未来視で見える未来は一片だけ。だが、戦闘で役立つことは多い。相手の攻撃を先読みし、カウンターを食らわすことだってできる。次くる攻撃を予想して回避することにも長けたスキルだ。未来視は使うMPも少ないため使い勝手が良かった。これとステータスが高ければ、Sランクなんて余裕だ。

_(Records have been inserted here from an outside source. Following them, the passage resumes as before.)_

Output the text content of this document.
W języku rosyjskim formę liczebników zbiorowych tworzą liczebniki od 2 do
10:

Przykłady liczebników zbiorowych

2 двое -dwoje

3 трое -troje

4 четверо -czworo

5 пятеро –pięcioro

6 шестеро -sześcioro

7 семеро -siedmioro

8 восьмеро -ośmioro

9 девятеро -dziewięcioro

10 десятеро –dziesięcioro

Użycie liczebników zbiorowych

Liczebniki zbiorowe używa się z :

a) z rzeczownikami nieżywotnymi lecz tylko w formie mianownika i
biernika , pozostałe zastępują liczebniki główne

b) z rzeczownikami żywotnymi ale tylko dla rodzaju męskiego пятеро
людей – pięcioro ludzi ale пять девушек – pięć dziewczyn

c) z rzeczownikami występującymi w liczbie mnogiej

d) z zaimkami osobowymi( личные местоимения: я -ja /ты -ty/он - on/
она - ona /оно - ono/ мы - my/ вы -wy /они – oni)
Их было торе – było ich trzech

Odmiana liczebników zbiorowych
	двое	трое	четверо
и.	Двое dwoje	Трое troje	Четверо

しかし、戦闘力がネルにはなかった。生まれつき身体が弱く、走り回れない体質だったネル。そんな彼女の元に舞い降りた幸運がくれたものは、未来視というスキルだった。いや、幸運でもなんでもなかった。身体が弱いネルには使うことだってできない。しかも、こんなスキルを持っていたらギルドから信用され、冒険者にされ、無理矢理戦う羽目になる。だから、このスキルのことは誰にも話していなかった。
「そうだな……ライズってどれくらい高いんだ?」
「ライズさんは銀貨3枚。かなり高額ですよ」
「なら、今回は安いやつでいいな。金にもちょっと不安があるし」
「はい。そんな人にマイルさんはどうでしょう?人付き合いがいい女性の御者です。運転はぶっちゃけ揺れますが結構評判いいですよ」
「じゃあその人にしよう。どれくらいかかるんだ?」
「今回は初回限定で大銅貨5枚にしておきますよ。でも、次からはきちんとお金取りますから」
木造の家の中に入る。お金を払い、早速マイルとご対面した。
「では、私は失礼致しますね」
ネルが去り、代わりに金髪の髪を持った、ポニーテールの美女が現れた。整った顔つきに、身軽さを重視した鎧。白く細長い足は美女特有のものだった。腰には剣を下げており、御者をしながら戦闘もできそうだ。これなら信用ができる。
「よ、よろしく」
「宜しくお願いするね」
にっこりと美女が笑う。この人がマイルだろう。いや、もうマイルさんでいいかな。
確かに人付き合いはよさそうだ。というよりもこちらから話しかけやすい雰囲気を纏っていた。これなら評判がいいのも納得できる。
「今日はチカ大国まで行くが、いいか?」
「もちろん。それが御者の仕事だし」
約10分後、俺たちはチカ大国へと出発した。